Please complete ONE Vision and Eye Health History*

Online Form

Vision and Eye Health History

  • For New Patients, follow the directions for a New Patient.
  • For Returning Patients, we will provide you with a pass-code to update your existing information.

Important information for your upcoming appointment:

In order to keep your appointment timely, please complete and return all necessary forms prior to your appointment date.  You may also fax your completed forms to 541-342-6153 or mail them.  Please do not mail forms if your appointment is within three days.  Please arrive at least 10 minutes  prior to your appointment to allow us to review your completed information.

Please note that if your pupils are dilated during the examination, the pharmaceutical used for this procedure can require up to 30-40 minutes to take effect. Please allow at least 1 ½ hours for this appointment.  If you wear glasses, please bring all current prescription glasses with you to your appointment.  If you have contact lenses, please wear your contact lenses to your appointment and bring your contact lens packages with you to confirm your contact lens parameters.

It is important to keep your scheduled appointment.  Please call at least 48 hours ahead of time if you need to reschedule or cancel your appointment.  Failure to provide adequate notice may result in an administrative fee.  We understand and are sympathetic to emergencies in life and will make a concerted effort to reschedule patients who are unable to keep their scheduled appointments.

As a courtesy, if you are insured, we will bill your insurance company.  Patients are responsible for payment of any non-covered charges, co-pays or deductibles at the time of service.  Please bring both your medical and your vision insurance cards with you.  A copy of your insurance card with group numbers and the billing address of your insurance company is required to bill your insurance.

What Forms Do I Download?

The information from the Online Vision and Eye Health History should be completed only once-you can not re-enter to change or update it. It will be imported directly into your medical record so it is available on the day of your visit, saving you valuable time in the office. This also gives you an opportunity to tell us about you or your child in great depth. This information is very helpful for us to review ahead of time and we appreciate you filling it out well in advance of your appointment.

Included in this Medical History are the following Sections.

  • PEDIATRIC HISTORY (for children 12 years of age and younger)
  • SCHOOL RELATED HISTORY (for students)
  • READING AND COMPUTER SYMPTOM CHECKLIST (for children and adults)
  • BRAIN INJURY HISTORY (stroke, head injury, concussion, whiplash, motor vehicle accident, bike accident, etc.)
  • VISION MOTION SENSITIVITY CHECKLIST (Dizziness, motion sickness, car sickness, etc.)
  • SPORTS VISION HISTORY (Professional athletes and weekend warriors)
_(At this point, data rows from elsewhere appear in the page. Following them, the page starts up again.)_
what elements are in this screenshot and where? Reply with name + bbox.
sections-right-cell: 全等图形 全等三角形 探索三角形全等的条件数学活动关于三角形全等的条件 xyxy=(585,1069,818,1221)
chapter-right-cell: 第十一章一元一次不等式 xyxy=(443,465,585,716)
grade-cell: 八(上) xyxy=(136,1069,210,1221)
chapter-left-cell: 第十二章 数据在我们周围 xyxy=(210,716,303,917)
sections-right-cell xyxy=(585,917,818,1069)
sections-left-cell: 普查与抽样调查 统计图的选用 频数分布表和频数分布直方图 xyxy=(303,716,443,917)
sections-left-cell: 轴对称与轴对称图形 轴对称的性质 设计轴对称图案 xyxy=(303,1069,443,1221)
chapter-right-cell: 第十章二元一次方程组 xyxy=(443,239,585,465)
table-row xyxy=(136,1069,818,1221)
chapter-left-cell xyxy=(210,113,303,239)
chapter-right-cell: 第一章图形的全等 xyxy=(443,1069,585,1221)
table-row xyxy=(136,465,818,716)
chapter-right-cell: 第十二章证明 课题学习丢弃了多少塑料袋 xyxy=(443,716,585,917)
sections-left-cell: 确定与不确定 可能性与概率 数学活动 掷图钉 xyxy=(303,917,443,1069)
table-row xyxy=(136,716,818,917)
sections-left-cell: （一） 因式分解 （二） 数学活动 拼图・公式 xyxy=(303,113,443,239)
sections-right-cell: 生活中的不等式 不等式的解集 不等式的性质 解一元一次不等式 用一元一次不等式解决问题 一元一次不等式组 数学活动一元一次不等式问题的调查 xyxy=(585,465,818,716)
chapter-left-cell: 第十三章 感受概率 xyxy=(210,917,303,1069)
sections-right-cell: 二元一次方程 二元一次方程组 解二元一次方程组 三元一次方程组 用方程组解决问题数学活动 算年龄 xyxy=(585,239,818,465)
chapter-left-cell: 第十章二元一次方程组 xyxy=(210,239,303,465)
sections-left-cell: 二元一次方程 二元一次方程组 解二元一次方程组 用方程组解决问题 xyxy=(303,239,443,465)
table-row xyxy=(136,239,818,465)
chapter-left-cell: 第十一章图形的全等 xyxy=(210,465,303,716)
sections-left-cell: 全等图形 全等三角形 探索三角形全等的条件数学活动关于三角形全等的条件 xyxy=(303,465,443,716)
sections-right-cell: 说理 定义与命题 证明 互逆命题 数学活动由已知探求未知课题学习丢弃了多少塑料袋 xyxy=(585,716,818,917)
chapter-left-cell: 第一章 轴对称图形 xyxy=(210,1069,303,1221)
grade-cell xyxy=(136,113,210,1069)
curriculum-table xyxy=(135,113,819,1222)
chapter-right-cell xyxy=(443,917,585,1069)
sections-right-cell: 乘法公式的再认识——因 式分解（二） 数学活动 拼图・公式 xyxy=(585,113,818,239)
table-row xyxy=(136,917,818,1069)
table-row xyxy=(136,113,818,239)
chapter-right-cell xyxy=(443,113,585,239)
Please complete all sections which are appropriate for you or your child. You are welcome to skip any question if you do not know the answer.  If you wish to have a teacher contribute comments and observations regarding your child’s observable traits in the classroom, please print the Educator’s Checklist of Observable Clues to Classroom Vision Problems, and request that the teacher complete the form and return it to you to bring to your child’s appointment.

This electronic method of submitting vision and eye health information is completely encrypted and secure utilizing our Practice Management Software’s Server. If, however, you are uncomfortable sending your information over the internet, please print the Printable Vision and Eye Health History and Fax it to us at 541-342-6153 or drop it off at our office prior to your appointment day. If you are unable to provide the history form ahead of time, please bring it with you to the office 15 minutes prior to your appointment time.

If you need records sent to us, please print the Records Release and fill it out. When you fax or deliver this release form to your previous or referring doctor, they will forward the records you request to our office. Please allow 3-5 business days for the records to be forwarded.

By law, we are not permitted to release any information about you to anyone, other than your referring and/or consulting physician(s) and your health insurance company, without your written consent.  If there are family members, i.e. spouse, children, or friend you would like to designate to receive information or be able to inquire regarding your medical status and treatment, please print and complete the Authorization to Release Information.  By listing these names and relationships you are providing our office with permission to discuss your medical status when they contact us on your behalf.

To review our privacy practices, please click on the Privacy Practices. You will be asked to sign a consent form when you arrive for your appointment indicating that you have had an opportunity to review this form.

Thank you for helping us prepare for your examination. We look forward to seeing you shortly at Lifetime Eye Care.